1. パーソナライズフードとは
パーソナライズフードとは、個々の人の趣味や嗜好、体型、健康など、生活スタイルに合わせた食べ物のこと。海外ではすでに広がりを見せている食ビジネスのひとつだ。
フードテックとパーソナライズフード
パーソナライズフードが広がる基盤にあるのがフードテックだ。フードテックとは、食とITの融合。金融とITの融合であるフィンテックが、既存にはない新しいビジネスを生み出したのと同じように、このフードテックにも新たなビジネスの種が数多く隠れているといわれている。パーソナライズフードもそのひとつである。多くの人がスマートフォンを持つようになったことで、これまで追いきれなかった個々のニーズや消費行動にリーチすることができるようになったのだ。
パーソナライズフードのいま
パーソナライズフードが注目される背景には、人々のウェルビーイングに対する意識の高まりがある。最適化された食べ物は、より幸せな暮らしをもたらしてくれるかもしれないのだ。さらには環境破壊や人口増加による食糧危機、フードロスなど、社会問題の解決の糸口になる可能性を秘めていると期待されている点もあるだろう。
2. 具体的なパーソナライズフード
海外の現状
たとえばアメリカのスタートアップ企業が行う「innit」は、自分の情報や状況をスマホからシェアすると適切なレシピを提案。さらに材料をスーパーから取り寄せたり、loT家電で料理を作ることまでできる。そのほかにもお茶に特化したパーソナライズサービスや遺伝子検査の結果を元におすすめの外食メニューを教えてくれるサービスなど、多彩な広がりを見せている。これまでであれば、超えることのできなかった各々のサービスの壁を縦横無尽に渡り歩くことができるようになったのだ。
the kindest
こちらは、パーソナライズベビーフードを展開するサブスクリプションブランドだ。オーガニック食材を使用し、添加物はオールフリー。

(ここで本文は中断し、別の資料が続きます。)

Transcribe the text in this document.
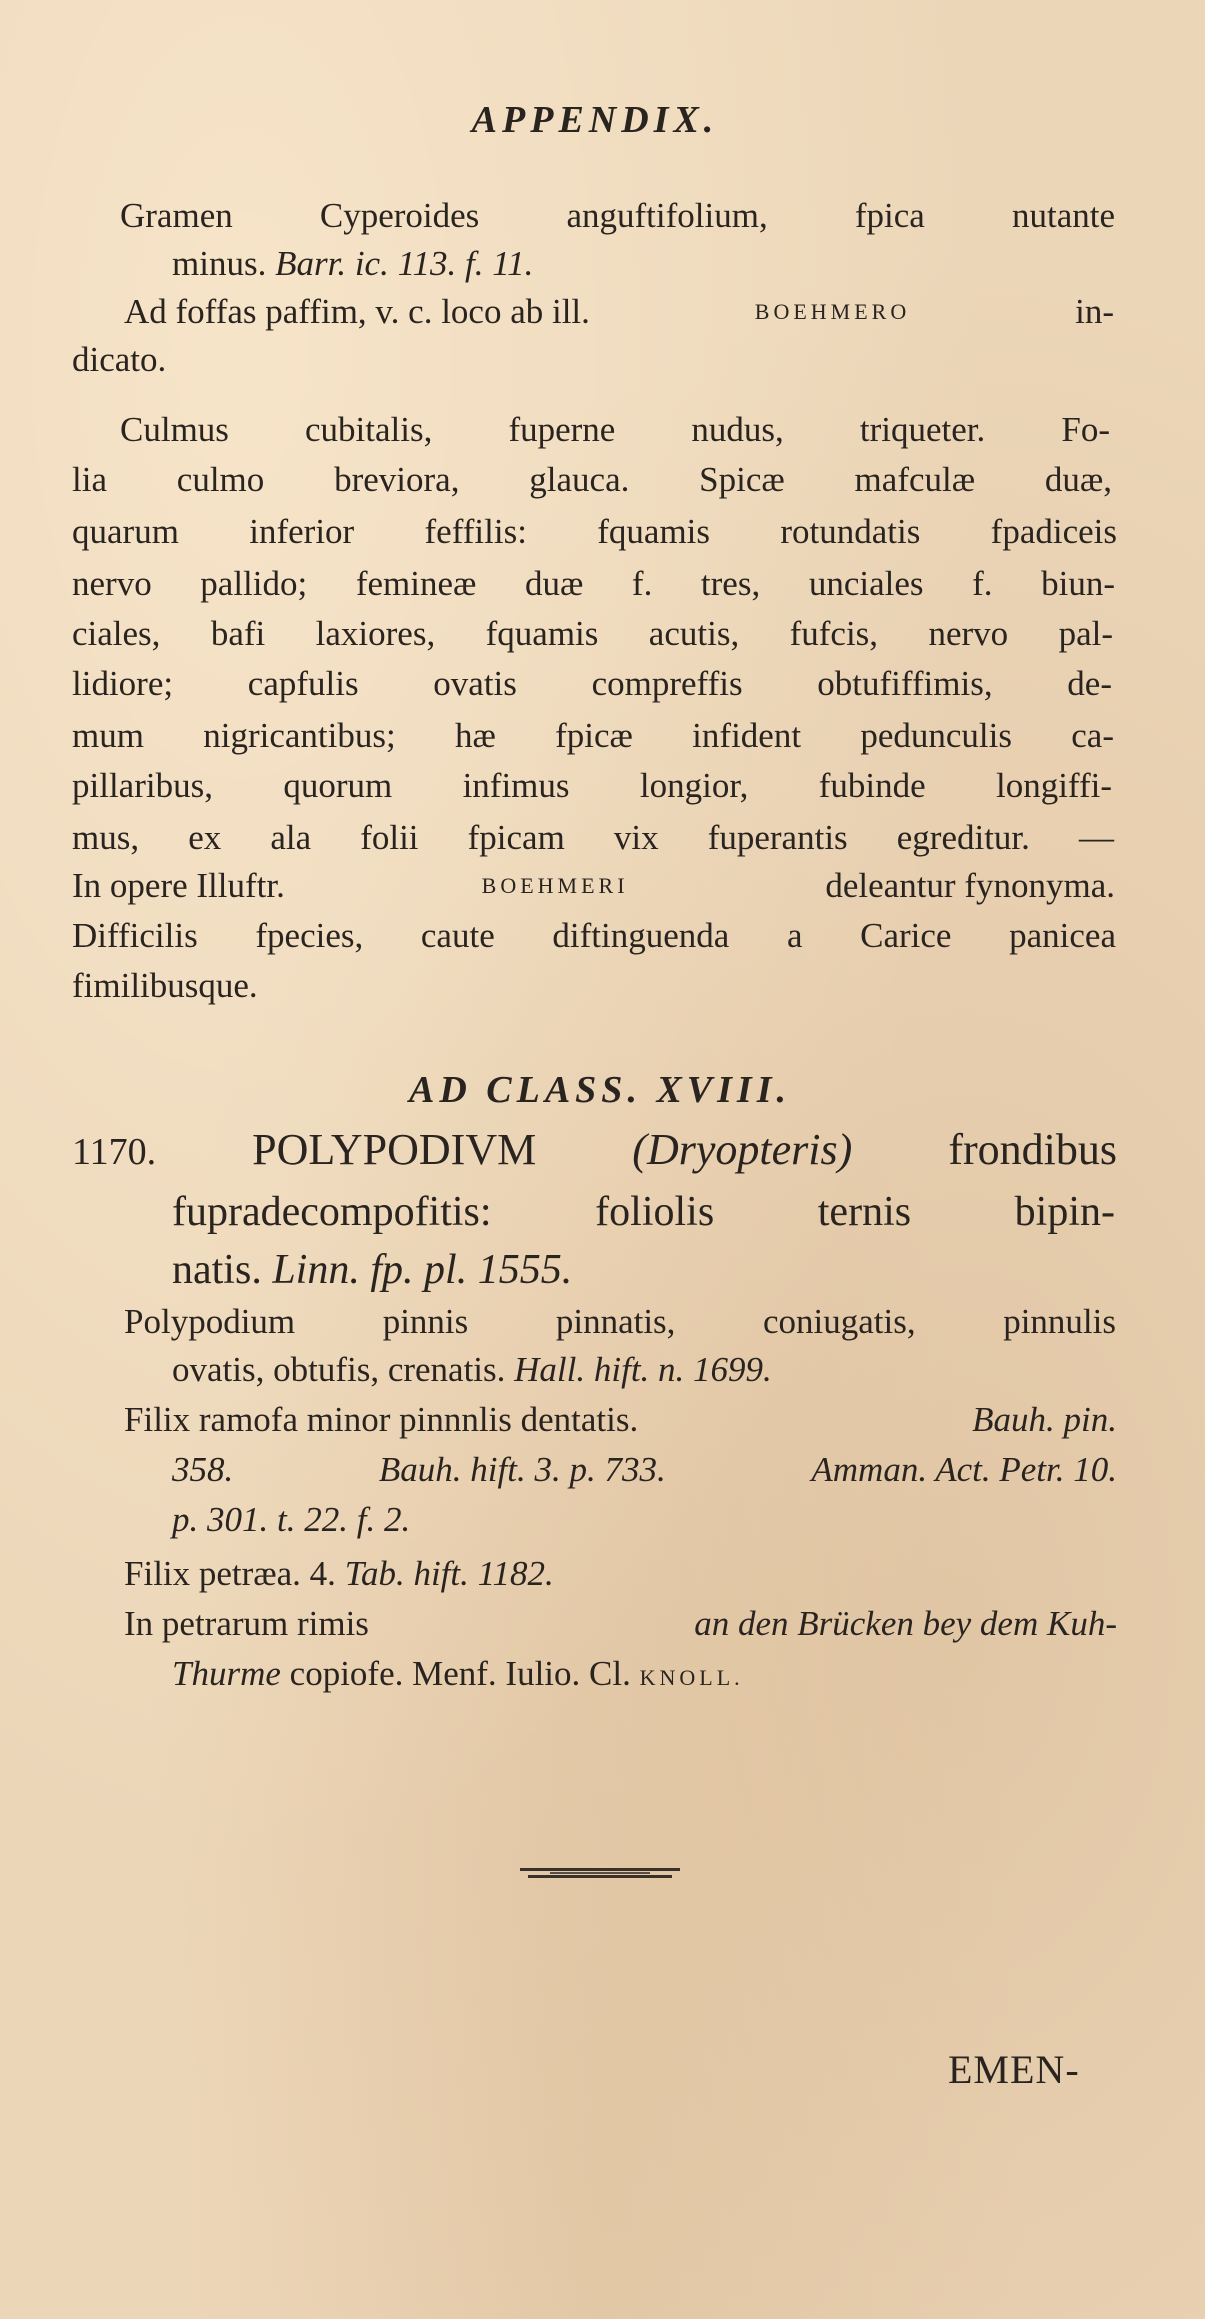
APPENDIX.
Gramen Cyperoides anguftifolium, fpica nutante
minus. Barr. ic. 113. f. 11.
Ad foffas paffim, v. c. loco ab ill.	BOEHMERO	in-
dicato.
Culmus cubitalis, fuperne nudus, triqueter. Fo-
lia culmo breviora, glauca. Spicæ mafculæ duæ,
quarum inferior feffilis: fquamis rotundatis fpadiceis
nervo pallido; femineæ duæ f. tres, unciales f. biun-
ciales, bafi laxiores, fquamis acutis, fufcis, nervo pal-
lidiore; capfulis ovatis compreffis obtufiffimis, de-
mum nigricantibus; hæ fpicæ infident pedunculis ca-
pillaribus, quorum infimus longior, fubinde longiffi-
mus, ex ala folii fpicam vix fuperantis egreditur. —
In opere Illuftr.	BOEHMERI	deleantur fynonyma.
Difficilis fpecies, caute diftinguenda a Carice panicea
fimilibusque.
AD CLASS. XVIII.
1170. POLYPODIVM (Dryopteris) frondibus
fupradecompofitis: foliolis ternis bipin-
natis. Linn. fp. pl. 1555.
Polypodium pinnis pinnatis, coniugatis, pinnulis
ovatis, obtufis, crenatis. Hall. hift. n. 1699.
Filix ramofa minor pinnnlis dentatis.	Bauh. pin.
358.	Bauh. hift. 3. p. 733.	Amman. Act. Petr. 10.
p. 301. t. 22. f. 2.
Filix petræa. 4. Tab. hift. 1182.
In petrarum rimis	an den Brücken bey dem Kuh-
Thurme copiofe. Menf. Iulio. Cl. KNOLL.
EMEN-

さらに小児科医や管理栄養士が、発達に応じた必要な栄養素のデータを導き出しているので、非常に安心感が強い。とくに忙しい共働き世代には喉から手が出るほど、嬉しいサービスに違いない。ユーザーとのコミュニケーションには、LINEが活用されている。
snaq.me
こちらはおやつのパーソナライズサブスクリプションブランドだ。100種類を超える、健康的で安全なおやつから、その人にあったおやつ8種がボックスに入って届くシステム。人工添加物のみならず、白砂糖、ショートニングなどもフリー。初回におやつ診断をして、到着後、また食べたいorまた食べたくないおやつを申請することで、よりパーソナルな内容になるといった仕組みだ。実際に使ってみると非常にクオリティーの高いおやつが届き、満足度が高い。
3. パーソナライズフードのこれから
さらに広がりを見せると思われるパーソナライズフード。ここまではおもに家庭内でのパーソナライズフードについてお届けしたが、今後は家庭外でもそのようなサービスが浸透すると考えられている。実際に海外では、パーソナライズなスムージーやサラダのベンディングマシーンがすでに登場している。
体調管理にも寄与
パーソナライズフードは、体調管理にも大きく影響を及ぼしそうだ。たとえばウェアラブル端末からバイタルデータを取得すれば、文字通りその日、その瞬間の体調に合わせた食事を摂取することができるようになる。大きな健康被害がないため、どうしても注意が怠りがちな生活習慣病の改善にも効果を発揮するかもしれない。
コロナで加速
パーソナライズフードの浸透は、COVID-19感染拡大によってさらに拍車がかかったようにも見える。外食のみならず、外出が制限され、リモートワークが拡充。未知なるウィルスの流行により、健康意識も高まり続けている。そういったなかで、その人の健康に合わせた食材が自宅に届き、loT家電が調理するというようなプラットフォームは確実に需要が高まっている。
結論
決まったメニューを選ぶのではなく、その日の体調や気分などに合わせた味をロボットが作ってくれるような世界もそう遠い未来ではないかもしれない。パーソナライズフードは、これからさらに広がりを見せる分野のひとつだ。その動向をしっかり見据えつつ、上手に活用していきたい。